The main problem with Hugo is its pacing, which is wildly uneven. The first half of the film, which is really all that I have described in the last few paragraphs, drags interminably, as first the audience discovers everything about the life of Hugo Cabret, then exactly the same information that has just been revealed is relayed anew to Isabelle before the film can even get to the series of mysteries that leads it from being an adventure film to a love letter to cinema. It's clear that Scorsese's interest really lies in the second half of the story, when he gets to recreate the films of Méliès and pay homage to some of the greatest silent films ever made by actually including pieces of them in the film, but the end result is that the first half feels meandering and ill-disciplined, spending too much time focusing on subplots involving the lives of people in the station (played by Emily Mortimer, Richard Griffiths and Frances de la Tour). Whilst the subplots are perfectly nice, they distract from the main story without adding much, apart from some very fine moments of awkward comedy from Sacha Baron Cohen, whose presence injects much needed energy.

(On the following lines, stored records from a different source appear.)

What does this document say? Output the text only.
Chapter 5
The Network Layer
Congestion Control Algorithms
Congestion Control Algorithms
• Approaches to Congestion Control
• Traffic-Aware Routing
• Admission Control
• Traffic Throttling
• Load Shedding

Things pick up markedly once the film moves into its superior second half, but it winds up at odds with itself. Whilst there is an undeniable thrill to seeing A Trip To The Moon, Intolerance, The General, Safety Last! and many other classics on a big screen, and in seeing the ways in which Scorsese weaves allusions to those films into the fabric of his own, it does so at the expense of the characters. Hugo and Isabelle, who are established as precocious, likable characters in the first half, are pretty much shoved aside for a long lecture on film history and the importance of film preservation, only to be brought back in to give the film a happy ending. It makes the overall experience lumpy, with each individual section working fairly well, but never feeling like a cohesive whole. It also doesn't help that it comes out in the same year as The Artist, which is every bit as heartfelt a tribute to silent cinema but it manages the same trick with greater wit, energy and genuine, unrestrained joy than Hugo manages in even its best moments.

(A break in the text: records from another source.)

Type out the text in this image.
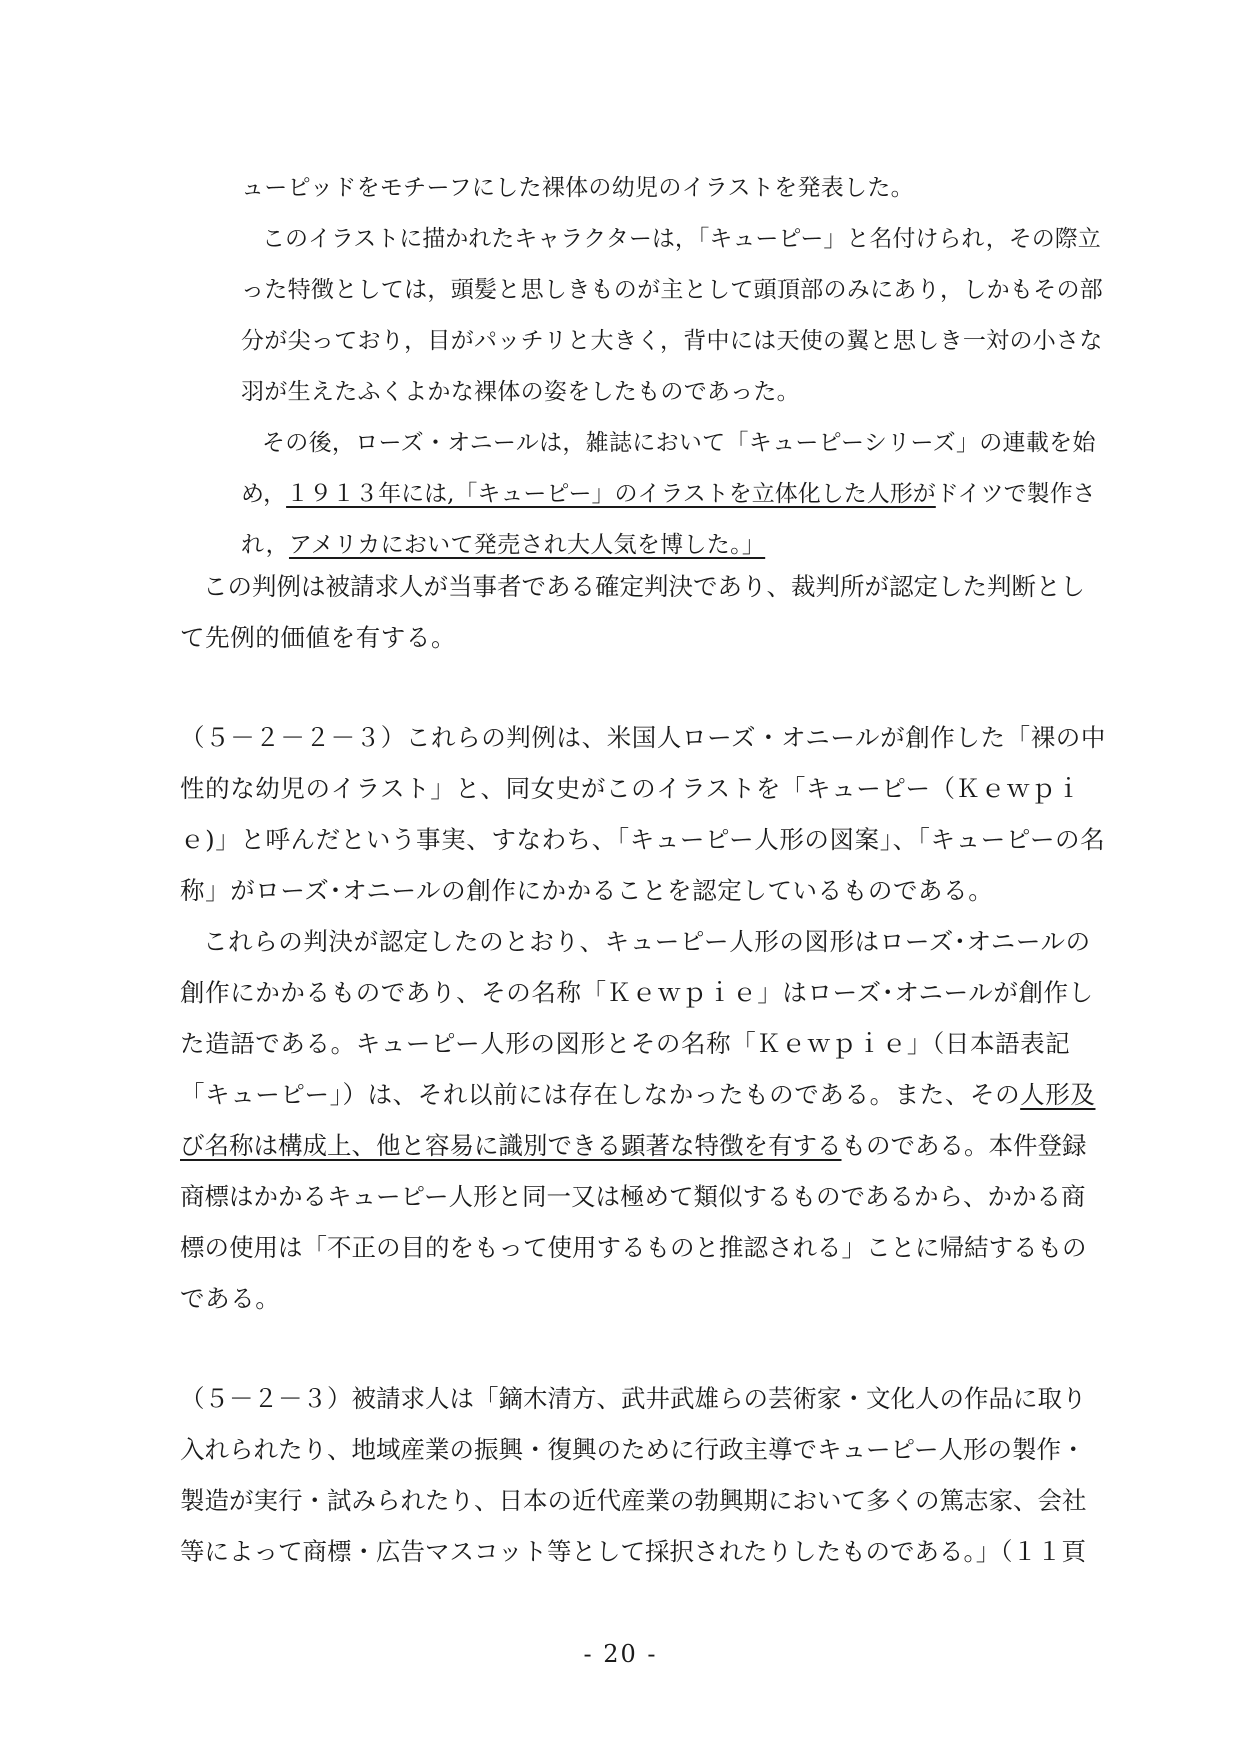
ューピッドをモチーフにした裸体の幼児のイラストを発表した。
このイラストに描かれたキャラクターは，「キューピー」と名付けられ，その際立
った特徴としては，頭髪と思しきものが主として頭頂部のみにあり，しかもその部
分が尖っており，目がパッチリと大きく，背中には天使の翼と思しき一対の小さな
羽が生えたふくよかな裸体の姿をしたものであった。
その後，ローズ・オニールは，雑誌において「キューピーシリーズ」の連載を始
め，１９１３年には,「キューピー」のイラストを立体化した人形がドイツで製作さ
れ，アメリカにおいて発売され大人気を博した。」
この判例は被請求人が当事者である確定判決であり、裁判所が認定した判断とし
て先例的価値を有する。
（５－２－２－３）これらの判例は、米国人ローズ・オニールが創作した「裸の中
性的な幼児のイラスト」と、同女史がこのイラストを「キューピー（Ｋｅｗｐｉ
ｅ)」と呼んだという事実、すなわち、「キューピー人形の図案」、「キューピーの名
称」がローズ･オニールの創作にかかることを認定しているものである。
これらの判決が認定したのとおり、キューピー人形の図形はローズ･オニールの
創作にかかるものであり、その名称「Ｋｅｗｐｉｅ」はローズ･オニールが創作し
た造語である。キューピー人形の図形とその名称「Ｋｅｗｐｉｅ」（日本語表記
「キューピー」）は、それ以前には存在しなかったものである。また、その人形及
び名称は構成上、他と容易に識別できる顕著な特徴を有するものである。本件登録
商標はかかるキューピー人形と同一又は極めて類似するものであるから、かかる商
標の使用は「不正の目的をもって使用するものと推認される」ことに帰結するもの
である。
（５－２－３）被請求人は「鏑木清方、武井武雄らの芸術家・文化人の作品に取り
入れられたり、地域産業の振興・復興のために行政主導でキューピー人形の製作・
製造が実行・試みられたり、日本の近代産業の勃興期において多くの篤志家、会社
等によって商標・広告マスコット等として採択されたりしたものである。」（１１頁
- 20 -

Technically, the film is a marvel, with the realisation of Paris and the recreation of Méliès' studio being particularly great. However, it all feels hollow and a lifeless; like the automaton at the heart of its story, Hugo is a collection of parts that work together to give the impression of life, but it is ultimately just a mechanism. There are some great, startling moments in the film, most of which come courtesy of Kingsley, who overcomes his tendency to overplay every moment to give a restrained, dignified performance, and Hugo isn't a bad film, it just isn't great. When you consider the man who made it, and the overwhelming love he feels for the subject matter, being merely good enough isn't really good enough.